Fiction

Fire Dogs

Eric’s mother called them fire dogs: light-sparks outside vision, phantom fires set in the corners of reality.

His childhood home had real firedogs, and irons in the fireplace shaped like twin dachshunds that guarded flames throughout cold New England winters. One night when he was ten, on his mother’s birthday, the flames escaped their captors. In the morning nothing was left of the house but one daschund, charred brown and friendless. 

They kept that morbid souvenir on the mantle of their new home, and years later after his father died, Eric gave it to his son Jacob, who always wanted a dog. In perfect child logic, he named it Toasty.

Eric’s mother said the other dachshund was a lie, its iron a shell for a true fire dog, fire that gleams on the borderline.

But she had set their house on fire so she wasn’t too reliable.

Even as an adult, Eric figured that if he ever did track down light at the outskirts of sight it would look exactly like a red hot smiling weiner dog, melting fur on fire.

He went to law school, joined a firm, met his wife, had a son, had a condo, made partner.

Through life his fire dogs loomed, embers that trailed him. They kept him moving, not looking back. He didn’t visit his mom or go to her funeral when she finally hung herself. He always found himself busy when his father called, busy when Jacob wanted to see his papa. He didn’t tell his wife about the lump he felt in her breast, and he knew if he stopped and thought about any of this, fire dogs would catch up to him.

After they’d been married for a while, he’d tried explaining fire dogs to Sharon, but she just took him literally and told him to see an eye doctor. He skipped that and went to a shrink.

Eric told the shrink he knew fire dogs weren’t real, just metaphors of anxiety, like black dogs of depression.

Scapedogs, the shrink said, probably thinking he was funny.

Look, the shrink added, the world is meaningless chaos. Things happen for no reason, bad things to good people. Like some Job you’ve interpreted fire dogs as proof of God’s ill towards you, but what if there is no God?

Eric searched the wall for the shrink’s license.

Anyway, the shrink said, it’s obvious you avoid things. Why don’t you take a good hard look at the dogs?

Eric knew if he ever looked at fire dogs one of two things would happen: His problems would melt away or he’d go crazy. He wasn’t sure they weren’t the same thing.

Then one rainy night driving home he saw something in his rearview mirror. Instead of looking away, he chose to be a dog catcher. 

It might’ve been just a headlamp, but then light floated through his blindspot, smelling of smoke, crackling like fire.

A year later Sharon will divorce him, sick of fire dogs, sick of everything. He will chase fire dogs as they snake like Chinese dragons through his eyes, floaters bouncing through his darkness like balls over gibberish words in a yammering singalong.

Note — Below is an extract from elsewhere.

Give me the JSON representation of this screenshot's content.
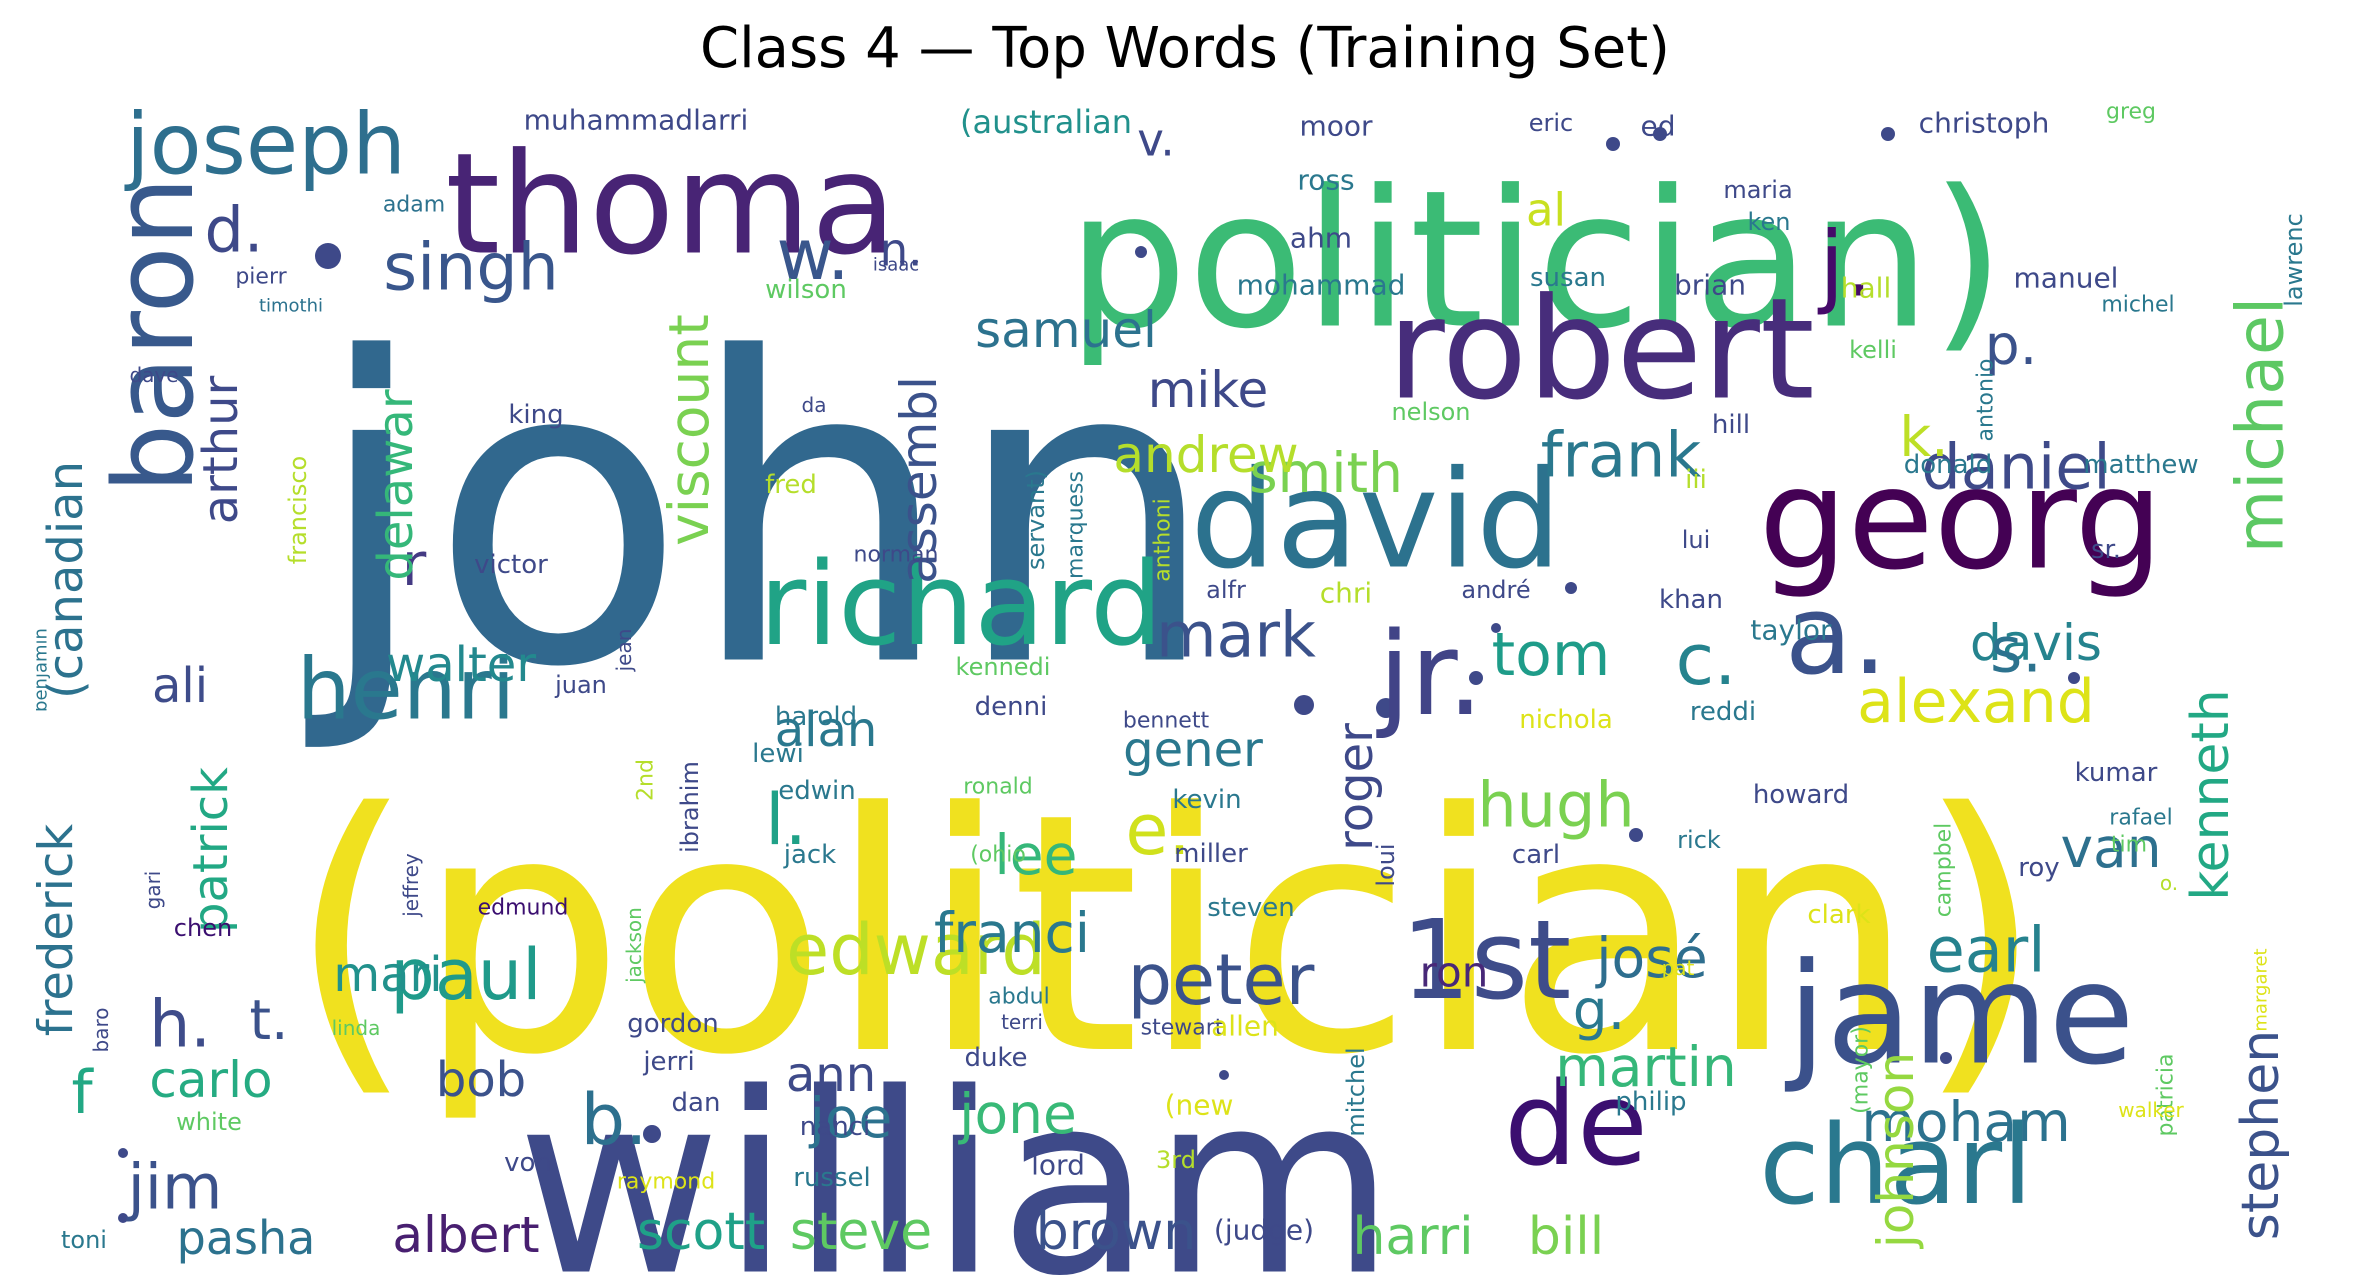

They will outshine his sun.

But that night his headlights flashed on the dog tag of a golden retriever in the middle of the road, and he hit the brakes and twisted the wheel.

He awoke in the hospital with broken ribs. The doctor said he was lucky: if he hadn’t swerved when he did he would have hit the drunk driver head on.

Eric felt relief, then disappointment. His whole life he’d been avoiding looking back, and when he finally did it almost killed him. It just seemed so random.

But it did move him to finally pursue his passion and open a brewery. He named it Firedog, of course, and its flagship offering was Toasty, a malty IPA with nutty undertones.

To celebrate the opening Eric hosted a bonfire. Everyone was there, all the law partners. He saw Jacob wander off with the namesake Toasty as he tapped the first keg. He still argued with Sharon over whether a hunk of iron was a suitable pet for a six-year old.

The night grew long and drunk. Eric toasted to Sharon’s good health, to family curses, to fire dogs, to Toasty.

Everyone wanted to know about the name of the brewery so Eric told them all about fire dogs. It was the first time he’d told anyone but his shrink or his wife and it felt good. Nobody thought he was crazy, and if they did it was a fun kind of crazy.  

More kegs were tapped, more wood thrown on the fire. It lit up the night, lit their faces, left nowhere for fire dogs to hide. Eric had faced his past and now could face anything.

And he talked and talked and drank and drank, and turned just in time to see his son walk with Toasty into the fire.